Thermal stability and microstructural evolution of additively manufactured 316L stainless steel by laser powder bed fusion at 500–800 ℃

Abstract

Thermal stability of the dislocation cellular structure and the precipitation behavior of chromium carbide (M23C6), silicide (Mo3Si), and σ phase in austenitic 316L stainless steel (SS) fabricated by laser powder bed fusion (L-PBF) additive manufacturing (AM) were studied at 500–800 ℃. The dislocation cellular structure and hardness remained stable at 500 ℃ and 600 ℃ for up to 400 h. However, the regional coarsening of cellular structure resulted in a slight reduction of hardness after 100 h aging at 700 ℃. Short-time thermal exposure (less than 0.5 h) at 800 ℃ destructed the cellular structure. Discontinuous coarse M23C6 carbide and semi-continuous fine molybdenum silicide precipitated along high angle grain boundaries (HAGBs), but not on the dislocation cellular boundaries at 700 ℃. A moderate Cr depletion of ~12.7 wt% was observed along HAGB. At 800 ℃, the σ phase precipitated both along the HAGBs and in the intragranular subgrain dislocation structures.
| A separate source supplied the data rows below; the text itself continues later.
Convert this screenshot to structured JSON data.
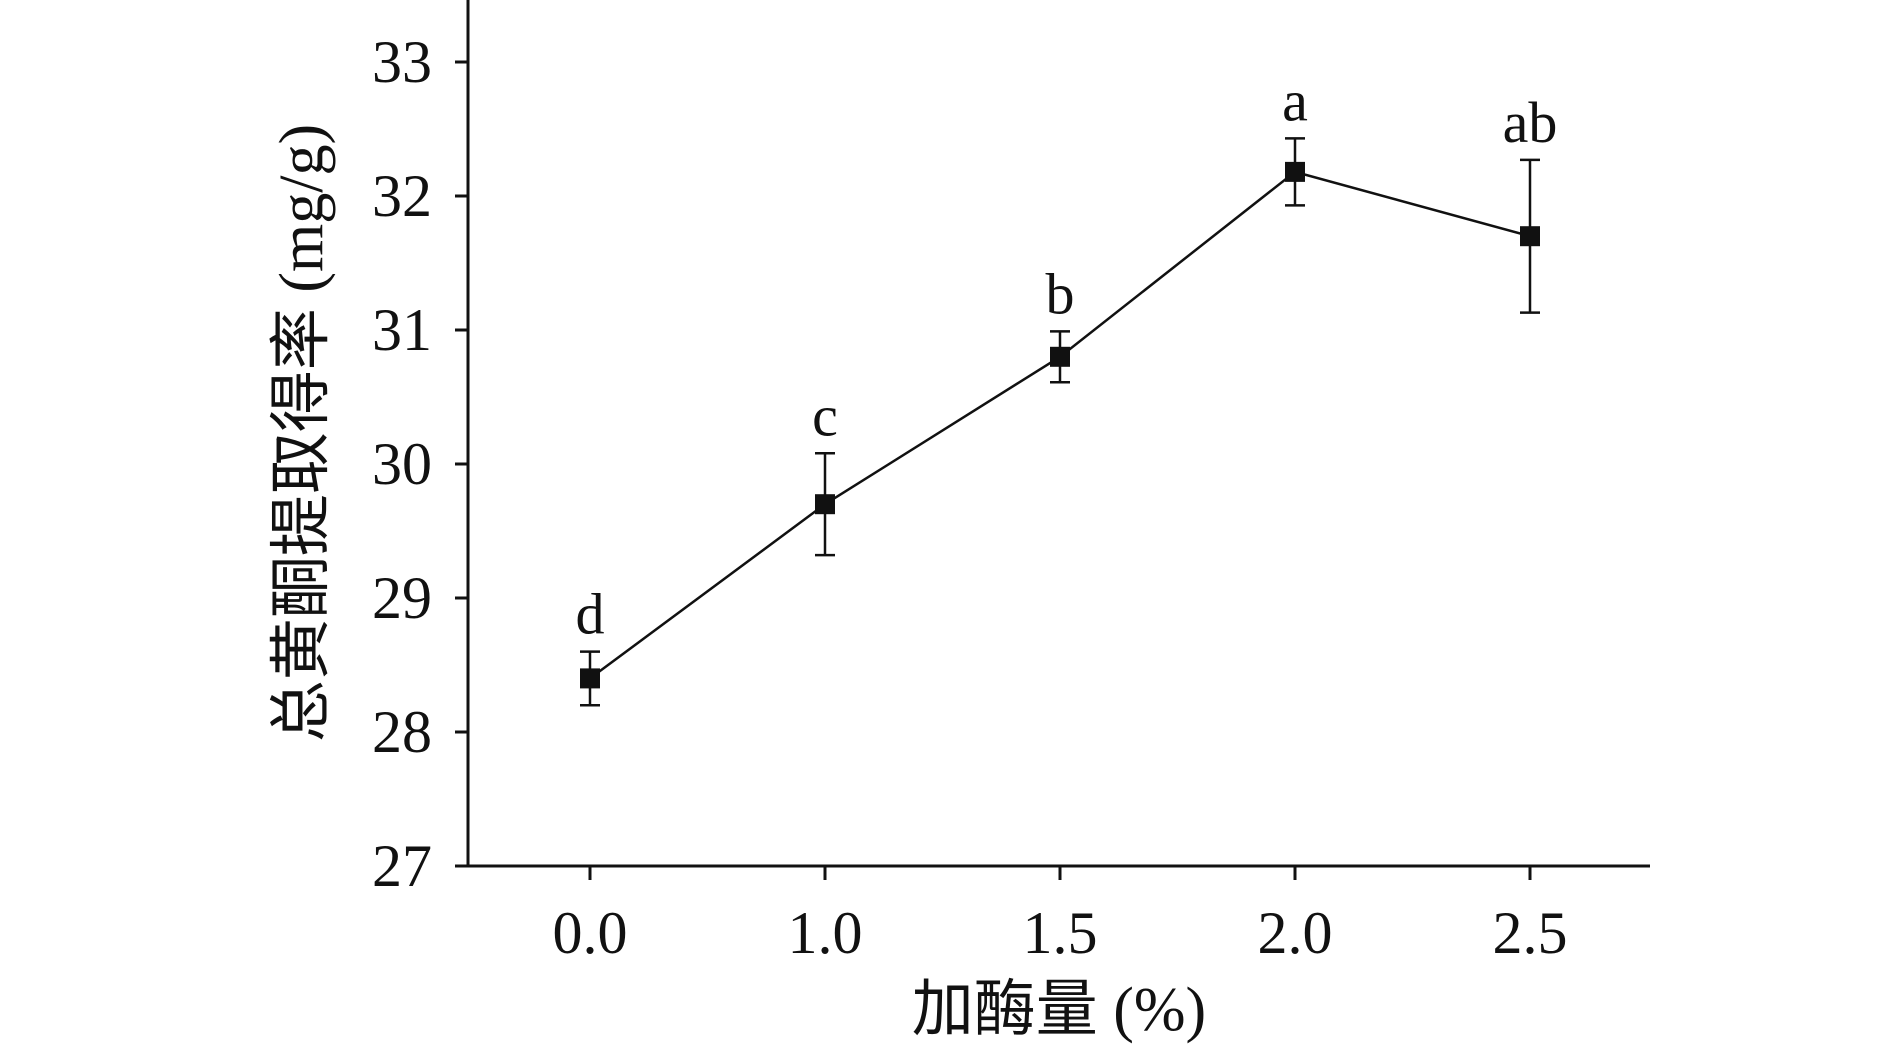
{
  "chart_data": {
    "type": "line",
    "xlabel": "加酶量 (%)",
    "ylabel": "总黄酮提取得率 (mg/g)",
    "x_tick_labels": [
      "0.0",
      "1.0",
      "1.5",
      "2.0",
      "2.5"
    ],
    "y_tick_labels": [
      "27",
      "28",
      "29",
      "30",
      "31",
      "32",
      "33"
    ],
    "ylim": [
      27,
      33.5
    ],
    "grid": false,
    "legend": "none",
    "marker": "square",
    "series": [
      {
        "x": [
          "0.0",
          "1.0",
          "1.5",
          "2.0",
          "2.5"
        ],
        "y": [
          28.4,
          29.7,
          30.8,
          32.18,
          31.7
        ],
        "error": [
          0.2,
          0.38,
          0.19,
          0.25,
          0.57
        ],
        "sig_labels": [
          "d",
          "c",
          "b",
          "a",
          "ab"
        ]
      }
    ],
    "colors": {
      "line": "#111111",
      "marker": "#111111"
    }
  }
}
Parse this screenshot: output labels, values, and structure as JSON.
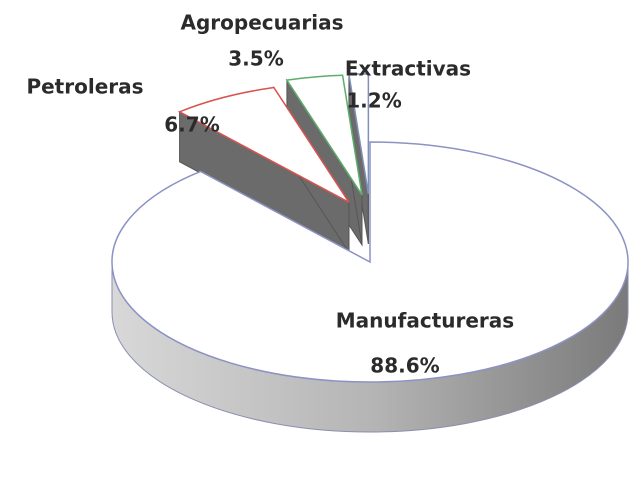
{
  "chart_data": {
    "type": "pie",
    "categories": [
      "Manufactureras",
      "Petroleras",
      "Agropecuarias",
      "Extractivas"
    ],
    "values": [
      88.6,
      6.7,
      3.5,
      1.2
    ],
    "value_labels": [
      "88.6%",
      "6.7%",
      "3.5%",
      "1.2%"
    ],
    "colors": [
      "#ffffff",
      "#ffffff",
      "#ffffff",
      "#ffffff"
    ],
    "edge_colors": [
      "#8c93c4",
      "#d9534f",
      "#5cae6a",
      "#7f8fb8"
    ]
  }
}
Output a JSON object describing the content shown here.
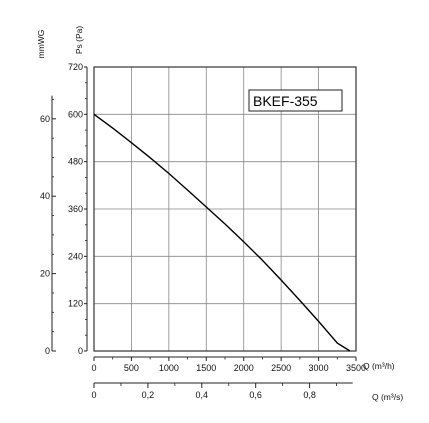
{
  "chart_data": {
    "type": "line",
    "model_label": "BKEF-355",
    "y_title": "Ps (Pa)",
    "y2_title": "mmWG",
    "x_title": "Q (m³/h)",
    "x2_title": "Q (m³/s)",
    "xlim": [
      0,
      3500
    ],
    "ylim": [
      0,
      720
    ],
    "x_ticks": [
      "0",
      "500",
      "1000",
      "1500",
      "2000",
      "2500",
      "3000",
      "3500"
    ],
    "y_ticks": [
      "0",
      "120",
      "240",
      "360",
      "480",
      "600",
      "720"
    ],
    "mm_ticks": [
      "0",
      "20",
      "40",
      "60"
    ],
    "ms_ticks": [
      "0",
      "0,2",
      "0,4",
      "0,6",
      "0,8"
    ],
    "grid": true,
    "series": [
      {
        "x": [
          0,
          250,
          500,
          750,
          1000,
          1250,
          1500,
          1750,
          2000,
          2250,
          2500,
          2750,
          3000,
          3250,
          3420
        ],
        "y": [
          600,
          565,
          528,
          490,
          450,
          408,
          365,
          322,
          277,
          230,
          180,
          128,
          75,
          20,
          0
        ]
      }
    ]
  }
}
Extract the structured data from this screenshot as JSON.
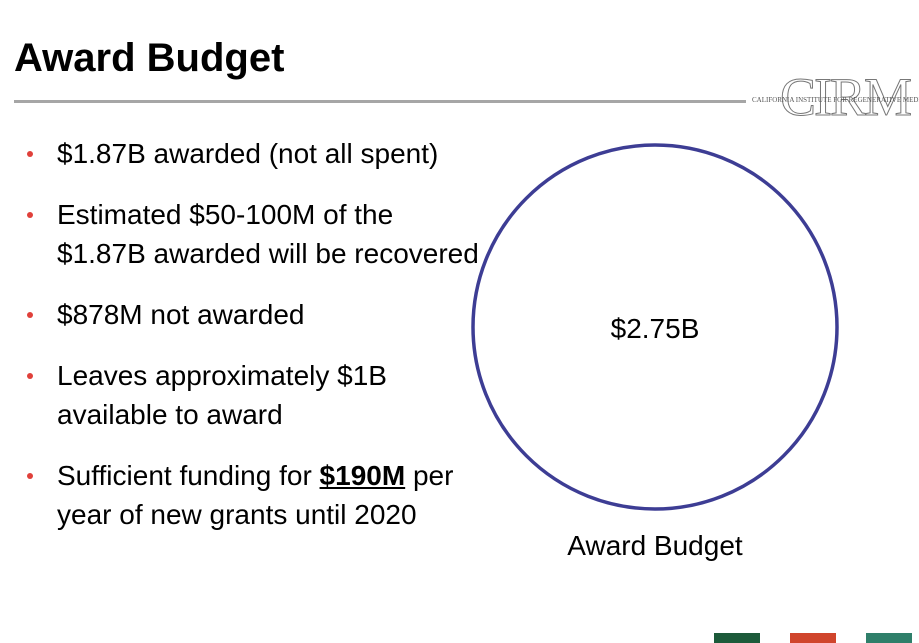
{
  "header": {
    "title": "Award Budget",
    "logo_mark": "CIRM",
    "logo_text": "CALIFORNIA INSTITUTE FOR REGENERATIVE MEDICINE"
  },
  "bullets": [
    "$1.87B awarded (not all spent)",
    "Estimated $50-100M of the $1.87B awarded will be recovered",
    "$878M not awarded",
    "Leaves approximately $1B available to award",
    {
      "before": "Sufficient funding for",
      "emphasis": "$190M",
      "after": "per year of new grants until 2020"
    }
  ],
  "budget_circle": {
    "value_label": "$2.75B",
    "caption": "Award Budget"
  }
}
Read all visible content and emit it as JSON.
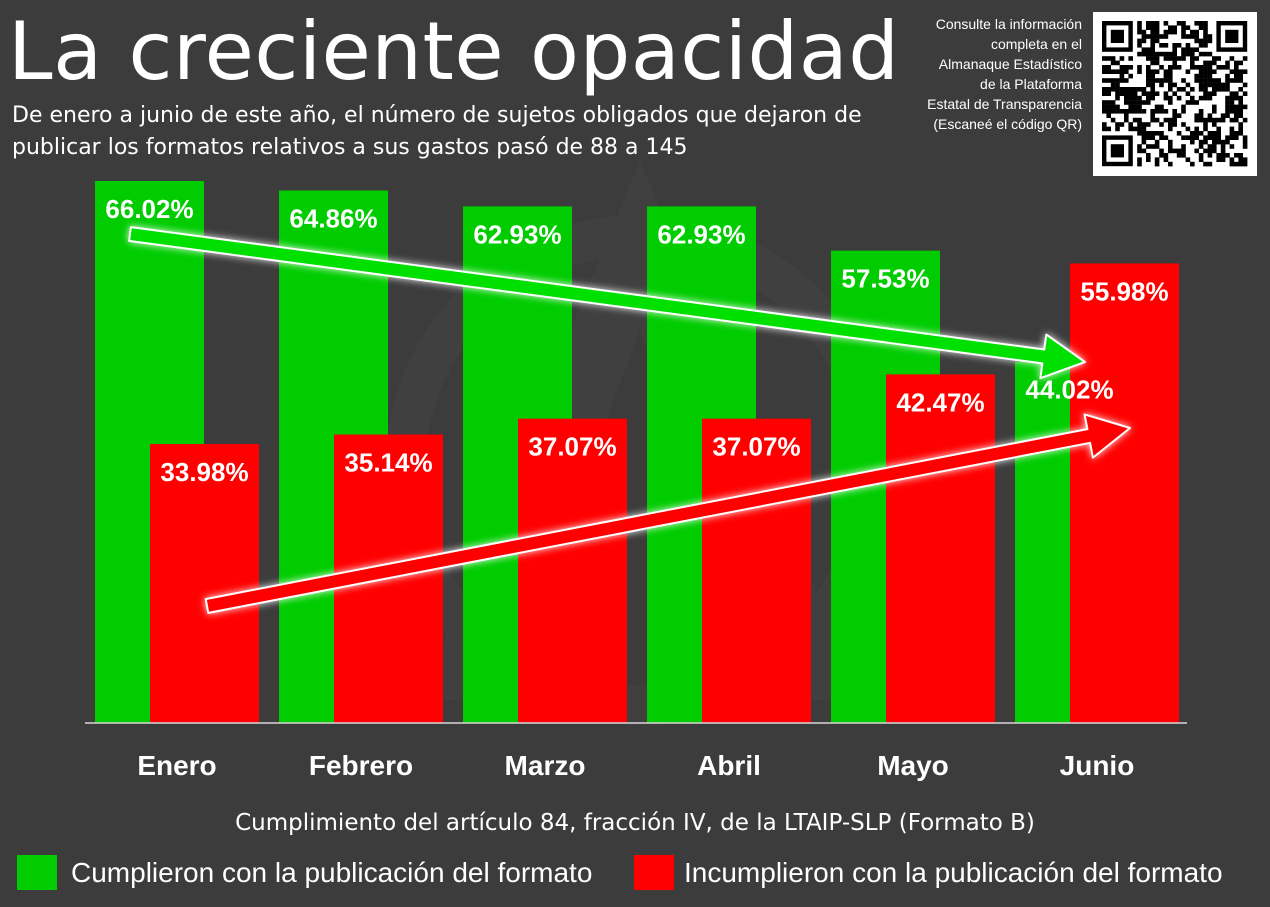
{
  "header": {
    "title": "La creciente opacidad",
    "subtitle": "De enero a junio de este año, el número de sujetos obligados que dejaron de publicar los formatos relativos a sus gastos pasó de 88 a 145"
  },
  "qr_note": {
    "text": "Consulte la información\ncompleta en el\nAlmanaque Estadístico\nde la Plataforma\nEstatal de Transparencia\n(Escaneé el código QR)",
    "qr_icon": "qr-code-icon"
  },
  "colors": {
    "background": "#3c3c3c",
    "cumplieron": "#00cc00",
    "incumplieron": "#ff0000",
    "text": "#ffffff"
  },
  "chart_data": {
    "type": "bar",
    "title": "",
    "xlabel": "Cumplimiento del artículo 84, fracción IV, de la LTAIP-SLP (Formato B)",
    "ylabel": "",
    "ylim": [
      0,
      66.02
    ],
    "grid": false,
    "legend_position": "bottom",
    "categories": [
      "Enero",
      "Febrero",
      "Marzo",
      "Abril",
      "Mayo",
      "Junio"
    ],
    "series": [
      {
        "name": "Cumplieron con la publicación del formato",
        "color": "#00cc00",
        "values": [
          66.02,
          64.86,
          62.93,
          62.93,
          57.53,
          44.02
        ],
        "labels": [
          "66.02%",
          "64.86%",
          "62.93%",
          "62.93%",
          "57.53%",
          "44.02%"
        ]
      },
      {
        "name": "Incumplieron con la publicación del formato",
        "color": "#ff0000",
        "values": [
          33.98,
          35.14,
          37.07,
          37.07,
          42.47,
          55.98
        ],
        "labels": [
          "33.98%",
          "35.14%",
          "37.07%",
          "37.07%",
          "42.47%",
          "55.98%"
        ]
      }
    ],
    "annotations": [
      "downward-trend-arrow",
      "upward-trend-arrow"
    ]
  },
  "footer": {
    "caption": "Cumplimiento del artículo 84, fracción IV, de la LTAIP-SLP (Formato B)"
  }
}
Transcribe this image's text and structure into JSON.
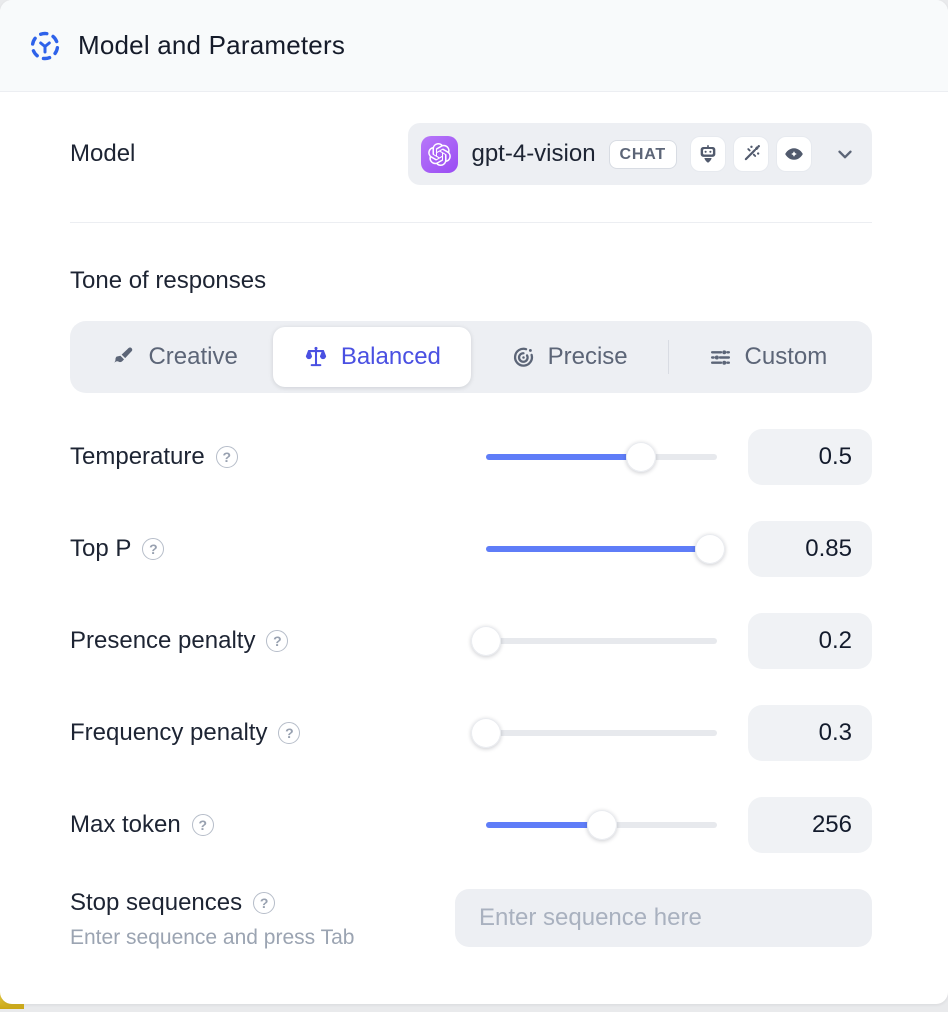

Compared to the wrought 316L SS with and without cold work, AM 316L SS exhibited ten times faster nucleation and growth kinetics. The low-angle dislocation cellular structures and elemental segregation along these structures were found to accelerate σ phase precipitation. The growth of the σ phase precipitates in AM 316L SS was primarily controlled by particle growth at the early stage and particle coarsening (primarily through Ostwald ripening) at the later stage. Thermodynamic simulation suggested the Mo and Cr segregation along HAGBs in AM 316L facilitates σ phase formation, and higher GB Si activity in AM 316L SS is required to form Mo3Si.